Major pCD (pYV)-encoded virulence factors include the cytotoxic Yops noted previously. Despite the essential nature of these proteins, they are promptly degraded by Pla during expression in vitro. Recent work on the nature of the LCR and results reported here may provide a basis for understanding this enigma. Classical studies on the regulation of macromolecular synthesis in prokaryotes have established the existence of global regulatory mechanisms that assure constant ratios of protein to DNA, thereby preventing lethal unbalanced growth (40). Bacteriostasis of yersiniae in vitro resulting from Ca²⁺privation at 37°C reflects termination of ongoing rounds of DNA synthesis but continued synthesis of mRNA (15, 68, 69) known to largely encode pCD encoded functions, especially Yops (42, 43). The ratio of DNA to protein would thus become skewed if Yops were permitted to accumulate within the cytoplasm of static Ca²⁺-starved bacteria; therefore, a process is required to assure their elimination, either by turnover or export into culture supernatant fluid. Both mechanisms are utilized as judged by the occurrence of type III secretion and concomitant Pla-mediated degradation. It is not yet clear if an identical secretion process also accounts for translocation of Yops into host cell cytoplasm by docked yersiniae. In this context, it may be significant that YopE can be secreted by two distinct systems (16); perhaps only one such mechanism is linked to subsequent Pla-mediated hydrolysis.

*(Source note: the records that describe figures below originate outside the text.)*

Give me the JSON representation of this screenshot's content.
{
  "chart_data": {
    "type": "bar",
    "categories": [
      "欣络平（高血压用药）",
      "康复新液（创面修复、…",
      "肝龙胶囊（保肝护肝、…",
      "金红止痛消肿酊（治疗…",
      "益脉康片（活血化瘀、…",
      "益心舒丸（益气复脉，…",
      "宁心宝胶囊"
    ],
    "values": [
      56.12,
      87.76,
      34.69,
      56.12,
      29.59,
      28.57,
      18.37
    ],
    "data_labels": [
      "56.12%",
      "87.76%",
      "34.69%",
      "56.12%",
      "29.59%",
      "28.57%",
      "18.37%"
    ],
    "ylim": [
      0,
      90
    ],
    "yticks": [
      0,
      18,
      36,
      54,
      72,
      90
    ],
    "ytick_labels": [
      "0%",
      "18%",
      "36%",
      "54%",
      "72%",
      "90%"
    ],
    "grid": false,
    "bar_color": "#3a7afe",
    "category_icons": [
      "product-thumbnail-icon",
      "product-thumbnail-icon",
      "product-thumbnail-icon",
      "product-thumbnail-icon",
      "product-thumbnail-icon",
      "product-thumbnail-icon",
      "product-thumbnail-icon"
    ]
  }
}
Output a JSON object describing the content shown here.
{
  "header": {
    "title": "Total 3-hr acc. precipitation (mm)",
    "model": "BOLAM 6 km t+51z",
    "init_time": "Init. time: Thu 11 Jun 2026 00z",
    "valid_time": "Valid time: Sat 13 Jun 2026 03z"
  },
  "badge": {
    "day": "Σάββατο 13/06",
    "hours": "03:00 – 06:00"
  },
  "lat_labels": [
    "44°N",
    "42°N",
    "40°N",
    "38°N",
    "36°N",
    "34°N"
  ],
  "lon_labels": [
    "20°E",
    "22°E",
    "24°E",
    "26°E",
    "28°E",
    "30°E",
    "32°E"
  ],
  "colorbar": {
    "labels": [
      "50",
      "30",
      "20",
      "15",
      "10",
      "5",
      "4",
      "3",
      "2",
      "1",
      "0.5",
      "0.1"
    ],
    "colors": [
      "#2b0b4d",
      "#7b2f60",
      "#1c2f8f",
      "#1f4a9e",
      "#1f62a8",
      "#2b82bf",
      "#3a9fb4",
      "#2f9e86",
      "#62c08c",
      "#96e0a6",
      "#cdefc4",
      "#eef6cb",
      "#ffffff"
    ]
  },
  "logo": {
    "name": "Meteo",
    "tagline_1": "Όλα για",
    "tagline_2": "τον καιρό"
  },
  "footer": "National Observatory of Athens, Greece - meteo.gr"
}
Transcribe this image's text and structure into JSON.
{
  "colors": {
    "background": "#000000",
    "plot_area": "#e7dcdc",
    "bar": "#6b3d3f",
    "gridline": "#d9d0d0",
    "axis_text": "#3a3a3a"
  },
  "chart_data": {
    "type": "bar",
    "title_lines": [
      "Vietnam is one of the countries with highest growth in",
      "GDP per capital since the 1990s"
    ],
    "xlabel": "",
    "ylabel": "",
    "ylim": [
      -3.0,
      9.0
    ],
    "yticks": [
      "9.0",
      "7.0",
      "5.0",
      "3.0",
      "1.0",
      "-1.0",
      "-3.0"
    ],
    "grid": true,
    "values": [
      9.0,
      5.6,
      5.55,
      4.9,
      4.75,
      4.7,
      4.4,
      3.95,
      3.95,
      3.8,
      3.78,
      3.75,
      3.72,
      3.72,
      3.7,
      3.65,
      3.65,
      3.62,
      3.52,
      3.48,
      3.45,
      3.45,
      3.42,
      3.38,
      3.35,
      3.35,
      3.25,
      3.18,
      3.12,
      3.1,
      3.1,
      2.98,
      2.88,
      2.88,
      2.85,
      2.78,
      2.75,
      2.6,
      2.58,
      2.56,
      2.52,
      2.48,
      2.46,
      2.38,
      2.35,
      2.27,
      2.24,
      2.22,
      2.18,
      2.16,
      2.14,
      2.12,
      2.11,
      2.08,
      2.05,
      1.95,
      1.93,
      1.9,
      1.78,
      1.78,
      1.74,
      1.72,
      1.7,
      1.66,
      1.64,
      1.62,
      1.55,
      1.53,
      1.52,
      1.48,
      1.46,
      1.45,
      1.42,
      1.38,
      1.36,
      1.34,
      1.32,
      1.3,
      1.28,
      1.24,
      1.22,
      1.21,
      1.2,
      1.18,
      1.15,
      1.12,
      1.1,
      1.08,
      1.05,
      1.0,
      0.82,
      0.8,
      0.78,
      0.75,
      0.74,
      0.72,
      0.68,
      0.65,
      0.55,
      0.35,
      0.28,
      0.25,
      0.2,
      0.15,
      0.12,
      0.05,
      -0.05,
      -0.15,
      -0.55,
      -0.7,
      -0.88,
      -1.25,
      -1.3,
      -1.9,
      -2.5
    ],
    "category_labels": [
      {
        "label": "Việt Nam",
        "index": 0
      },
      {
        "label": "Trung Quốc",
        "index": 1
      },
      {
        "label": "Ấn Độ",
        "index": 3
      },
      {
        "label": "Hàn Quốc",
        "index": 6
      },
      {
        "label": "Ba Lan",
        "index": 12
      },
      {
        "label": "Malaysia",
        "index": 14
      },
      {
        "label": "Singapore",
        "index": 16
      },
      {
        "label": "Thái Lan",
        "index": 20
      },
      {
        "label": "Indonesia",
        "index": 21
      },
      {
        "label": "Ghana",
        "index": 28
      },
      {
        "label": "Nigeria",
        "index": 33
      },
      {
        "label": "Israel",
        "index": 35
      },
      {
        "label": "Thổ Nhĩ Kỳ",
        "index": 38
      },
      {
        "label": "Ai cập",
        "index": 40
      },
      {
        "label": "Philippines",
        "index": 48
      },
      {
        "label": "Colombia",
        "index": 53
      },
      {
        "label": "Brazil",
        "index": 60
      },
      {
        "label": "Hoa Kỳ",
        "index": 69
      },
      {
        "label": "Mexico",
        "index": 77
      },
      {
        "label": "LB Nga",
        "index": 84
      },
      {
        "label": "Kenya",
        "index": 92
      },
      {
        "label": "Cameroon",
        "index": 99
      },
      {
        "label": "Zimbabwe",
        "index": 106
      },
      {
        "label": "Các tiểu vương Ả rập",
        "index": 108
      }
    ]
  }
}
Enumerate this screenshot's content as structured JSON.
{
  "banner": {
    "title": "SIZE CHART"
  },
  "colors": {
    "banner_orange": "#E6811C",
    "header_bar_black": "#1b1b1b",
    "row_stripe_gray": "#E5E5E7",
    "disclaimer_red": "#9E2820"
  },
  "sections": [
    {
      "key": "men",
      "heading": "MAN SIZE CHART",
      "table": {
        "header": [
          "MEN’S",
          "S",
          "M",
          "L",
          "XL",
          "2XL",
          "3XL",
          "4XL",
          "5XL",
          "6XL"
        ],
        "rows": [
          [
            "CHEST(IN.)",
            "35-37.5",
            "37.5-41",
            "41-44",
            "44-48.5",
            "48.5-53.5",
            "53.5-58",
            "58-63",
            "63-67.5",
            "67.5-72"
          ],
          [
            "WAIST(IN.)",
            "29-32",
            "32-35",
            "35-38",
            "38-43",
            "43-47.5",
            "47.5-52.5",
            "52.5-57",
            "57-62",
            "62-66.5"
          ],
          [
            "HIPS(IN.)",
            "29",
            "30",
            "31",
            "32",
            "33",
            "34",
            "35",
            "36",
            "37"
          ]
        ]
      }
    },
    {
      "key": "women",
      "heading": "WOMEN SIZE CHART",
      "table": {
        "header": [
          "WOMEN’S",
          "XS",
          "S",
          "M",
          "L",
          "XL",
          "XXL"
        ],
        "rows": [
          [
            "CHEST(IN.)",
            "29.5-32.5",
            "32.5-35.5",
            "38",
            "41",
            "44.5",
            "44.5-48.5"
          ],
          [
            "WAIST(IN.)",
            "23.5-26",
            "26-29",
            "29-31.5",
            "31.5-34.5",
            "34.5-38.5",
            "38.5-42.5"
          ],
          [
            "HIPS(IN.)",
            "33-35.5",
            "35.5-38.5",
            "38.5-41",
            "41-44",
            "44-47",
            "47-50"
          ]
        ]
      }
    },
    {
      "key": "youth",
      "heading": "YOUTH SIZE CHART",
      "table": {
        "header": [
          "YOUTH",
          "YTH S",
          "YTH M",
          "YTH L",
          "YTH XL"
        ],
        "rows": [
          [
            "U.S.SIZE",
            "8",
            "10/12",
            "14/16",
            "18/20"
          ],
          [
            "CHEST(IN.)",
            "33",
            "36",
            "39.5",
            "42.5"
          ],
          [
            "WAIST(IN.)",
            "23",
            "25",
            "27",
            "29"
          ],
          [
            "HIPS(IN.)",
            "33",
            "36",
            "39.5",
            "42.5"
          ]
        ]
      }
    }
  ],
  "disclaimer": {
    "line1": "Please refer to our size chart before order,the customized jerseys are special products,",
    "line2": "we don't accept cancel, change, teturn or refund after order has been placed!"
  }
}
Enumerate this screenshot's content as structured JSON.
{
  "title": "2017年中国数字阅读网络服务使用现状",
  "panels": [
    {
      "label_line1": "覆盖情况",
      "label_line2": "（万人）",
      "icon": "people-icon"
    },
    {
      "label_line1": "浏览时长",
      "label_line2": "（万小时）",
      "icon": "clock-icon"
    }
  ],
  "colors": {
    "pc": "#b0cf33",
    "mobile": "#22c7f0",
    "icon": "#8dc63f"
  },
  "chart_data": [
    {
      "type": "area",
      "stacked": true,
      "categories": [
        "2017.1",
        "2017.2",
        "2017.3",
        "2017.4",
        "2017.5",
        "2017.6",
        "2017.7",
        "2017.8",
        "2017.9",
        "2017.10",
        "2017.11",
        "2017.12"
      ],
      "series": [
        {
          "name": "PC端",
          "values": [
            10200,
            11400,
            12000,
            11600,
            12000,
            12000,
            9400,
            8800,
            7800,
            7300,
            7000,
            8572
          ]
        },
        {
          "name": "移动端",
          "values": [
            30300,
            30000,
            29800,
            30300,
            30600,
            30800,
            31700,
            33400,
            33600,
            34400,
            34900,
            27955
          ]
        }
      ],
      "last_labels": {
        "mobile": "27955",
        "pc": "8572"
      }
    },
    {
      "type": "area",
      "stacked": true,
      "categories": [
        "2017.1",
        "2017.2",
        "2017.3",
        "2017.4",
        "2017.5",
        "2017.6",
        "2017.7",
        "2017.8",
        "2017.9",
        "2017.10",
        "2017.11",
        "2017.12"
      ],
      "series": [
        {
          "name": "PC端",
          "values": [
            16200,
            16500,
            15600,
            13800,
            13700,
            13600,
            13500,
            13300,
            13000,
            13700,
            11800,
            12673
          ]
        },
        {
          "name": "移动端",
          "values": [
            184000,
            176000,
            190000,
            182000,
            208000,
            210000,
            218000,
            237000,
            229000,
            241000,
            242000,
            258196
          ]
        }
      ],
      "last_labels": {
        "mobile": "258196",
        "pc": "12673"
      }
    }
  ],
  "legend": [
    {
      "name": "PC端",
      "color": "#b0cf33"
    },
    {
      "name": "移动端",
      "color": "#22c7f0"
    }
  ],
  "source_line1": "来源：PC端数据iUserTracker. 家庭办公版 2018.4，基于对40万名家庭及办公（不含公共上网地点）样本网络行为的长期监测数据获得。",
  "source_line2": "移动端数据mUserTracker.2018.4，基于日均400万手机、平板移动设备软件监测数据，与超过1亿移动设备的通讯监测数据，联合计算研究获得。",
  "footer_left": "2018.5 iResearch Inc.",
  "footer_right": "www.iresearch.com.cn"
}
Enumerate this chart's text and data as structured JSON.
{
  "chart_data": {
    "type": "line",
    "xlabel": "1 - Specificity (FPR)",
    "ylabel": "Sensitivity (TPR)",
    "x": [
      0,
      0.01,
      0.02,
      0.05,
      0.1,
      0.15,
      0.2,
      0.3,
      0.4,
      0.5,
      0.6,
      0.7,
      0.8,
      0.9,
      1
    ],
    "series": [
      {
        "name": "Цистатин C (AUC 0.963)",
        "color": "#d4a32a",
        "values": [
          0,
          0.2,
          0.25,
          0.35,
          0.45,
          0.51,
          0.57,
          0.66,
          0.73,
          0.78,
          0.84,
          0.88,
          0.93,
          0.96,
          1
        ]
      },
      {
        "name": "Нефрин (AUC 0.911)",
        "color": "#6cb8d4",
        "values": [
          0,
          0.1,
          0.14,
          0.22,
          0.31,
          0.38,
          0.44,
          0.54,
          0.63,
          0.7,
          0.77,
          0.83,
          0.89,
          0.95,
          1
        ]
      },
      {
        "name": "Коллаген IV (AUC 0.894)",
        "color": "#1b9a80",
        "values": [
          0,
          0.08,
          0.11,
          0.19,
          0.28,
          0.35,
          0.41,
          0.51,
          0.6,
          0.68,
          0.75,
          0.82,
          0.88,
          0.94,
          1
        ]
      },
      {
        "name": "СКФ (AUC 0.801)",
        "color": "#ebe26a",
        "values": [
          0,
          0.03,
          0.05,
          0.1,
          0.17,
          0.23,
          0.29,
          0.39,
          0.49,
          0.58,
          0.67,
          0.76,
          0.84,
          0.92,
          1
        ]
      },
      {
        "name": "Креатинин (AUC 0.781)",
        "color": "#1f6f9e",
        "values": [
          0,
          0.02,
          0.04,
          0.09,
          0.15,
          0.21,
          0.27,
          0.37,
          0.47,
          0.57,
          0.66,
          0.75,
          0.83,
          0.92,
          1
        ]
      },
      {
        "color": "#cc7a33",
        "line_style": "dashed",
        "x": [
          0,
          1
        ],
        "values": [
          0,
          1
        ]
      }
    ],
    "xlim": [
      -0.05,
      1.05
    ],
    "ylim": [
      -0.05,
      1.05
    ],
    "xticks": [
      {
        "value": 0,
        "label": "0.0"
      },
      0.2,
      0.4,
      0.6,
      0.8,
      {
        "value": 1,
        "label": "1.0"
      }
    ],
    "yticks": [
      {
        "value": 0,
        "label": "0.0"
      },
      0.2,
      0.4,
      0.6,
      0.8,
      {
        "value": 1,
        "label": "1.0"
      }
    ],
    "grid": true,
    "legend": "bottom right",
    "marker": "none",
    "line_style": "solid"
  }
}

In any event, it is now evident that cytotoxic Yops are innocuous to the host unless translocated during bacterium-host cell contact (19). Accordingly, the ability of Pla to hydrolyze excreted but not translocated Yops is unlikely to interfere with expression of virulence. Indeed, this function might even favor the ability of Y. pestis to cause acute disease by eliminating soluble Yops from Ca²⁺-deficient necrotic lesions in visceral organs where they would otherwise be recognized as foreign proteins. It is significant in this regard that visceral lesions in mice formed by Lcr⁺ cells of Y. pseudotuberculosis arose as abscesses surrounded by professional phagocytes, whereas those generated by Y. pestis appeared as pure necrotic foci entirely lacking in signs of inflammation (46, 65).